Catégorie : Amérique centrale

  • Le cornet acoustique – Leonora Carrington

    Marion Leatherby a 99 ans, a priori toutes ses dents et sa tête aussi. Elle vit au Mexique chez son arrière-petit-fils et sa famille, dans une petite chambre au rez-de-chaussée, près des poules et des chats. Une vie ma foi tranquille, ponctuée de petits rituels, comme les visites à sa chère amie Carmella. Un beau jour, Carmella lui offre un cornet acoustique (parce que si le reste va bien, l’ouïe, un peu moins). Armée de ce magnifique engin, Marion va vite découvrir que sa famille en a un peu ras-le-bol de se coltiner la vieille, et a décidé de la placer dans un hospice…

    Le jour où Carmella me fit cadeau d’un cornet acoustique, elle aurait pu prévoir les conséquences de sa générosité. Carmella n’est pas ce que j’appellerais une fille malicieuse ; il se trouve seulement qu’elle possède un curieux sens de l’humour.
    Le cornet, dans son genre, était un bel appareil. Sans être vraiment moderne, il était très joli avec ses incrustations de motifs floraux d’argent et de nacre, et il se recourbait splendidement comme la corne d’un bison. La beauté n’était pas la seule qualité de ce cornet ; il amplifiait le son à un point tel que, même pour moi, la conversation courante en devenait parfaitement audible.

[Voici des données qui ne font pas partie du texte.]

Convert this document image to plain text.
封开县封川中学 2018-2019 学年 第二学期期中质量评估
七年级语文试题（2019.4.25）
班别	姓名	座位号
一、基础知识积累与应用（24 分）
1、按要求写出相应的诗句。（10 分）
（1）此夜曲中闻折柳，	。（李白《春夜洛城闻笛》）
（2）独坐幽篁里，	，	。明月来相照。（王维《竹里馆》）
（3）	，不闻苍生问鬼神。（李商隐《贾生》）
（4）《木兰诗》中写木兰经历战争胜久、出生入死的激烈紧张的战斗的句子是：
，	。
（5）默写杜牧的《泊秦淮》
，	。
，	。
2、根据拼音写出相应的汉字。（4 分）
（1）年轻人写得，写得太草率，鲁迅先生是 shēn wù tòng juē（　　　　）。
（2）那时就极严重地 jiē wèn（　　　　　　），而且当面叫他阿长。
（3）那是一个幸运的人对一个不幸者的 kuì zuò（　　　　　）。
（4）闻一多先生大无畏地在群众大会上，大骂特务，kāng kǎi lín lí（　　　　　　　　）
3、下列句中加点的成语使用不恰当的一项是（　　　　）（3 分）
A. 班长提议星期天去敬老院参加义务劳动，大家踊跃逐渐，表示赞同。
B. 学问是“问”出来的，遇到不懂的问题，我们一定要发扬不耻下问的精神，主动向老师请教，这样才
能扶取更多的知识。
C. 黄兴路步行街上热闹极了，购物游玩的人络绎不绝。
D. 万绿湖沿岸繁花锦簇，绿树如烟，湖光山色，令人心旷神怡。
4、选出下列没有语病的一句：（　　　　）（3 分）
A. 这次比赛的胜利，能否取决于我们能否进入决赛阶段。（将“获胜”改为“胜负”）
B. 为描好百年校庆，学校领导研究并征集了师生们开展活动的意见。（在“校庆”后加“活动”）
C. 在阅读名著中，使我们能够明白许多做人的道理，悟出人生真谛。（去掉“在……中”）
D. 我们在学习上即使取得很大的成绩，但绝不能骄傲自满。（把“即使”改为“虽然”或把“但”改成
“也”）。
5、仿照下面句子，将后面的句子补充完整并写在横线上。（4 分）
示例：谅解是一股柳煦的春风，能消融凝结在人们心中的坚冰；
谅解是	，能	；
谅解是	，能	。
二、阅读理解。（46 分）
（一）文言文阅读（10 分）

    Adieu les rêves de voyage en Laponie, les poules et les chats, Marion déménage donc à Santa Brigida, dans l’étrange hospice du Dr Gambit et sa femme, appelé Le puits de la lumière fraternelle. Occupé par une dizaine de vieilles dames qui vivent dans des maisonnettes en forme de gâteau d’anniversaire, de tour, ou d’igloo… le lieu tient tout autant de la maison de retraite que de la secte, le bon docteur et sa femme cherchant à hisser leurs pensionnaires vers un idéal de pureté à travers une ascèse imposée qui ne réjouit que peu Marion. Mais l’endroit est également dominé par le regard peint d’une nonne étrange, un peu lubrique et peu catholique à première vue, Doña Rosalinda Alvarez Cruz de la Cueva, d’El convento de Santa Barbara de Tartarus. Au fil des jours, Marion commence à comprendre les tensions, les jeux de pouvoirs et les mesquineries qui régissent les rapports dans cette étrange maison, et ne tarde pas à comprendre que de mystérieuses aventures lui tendent les bras.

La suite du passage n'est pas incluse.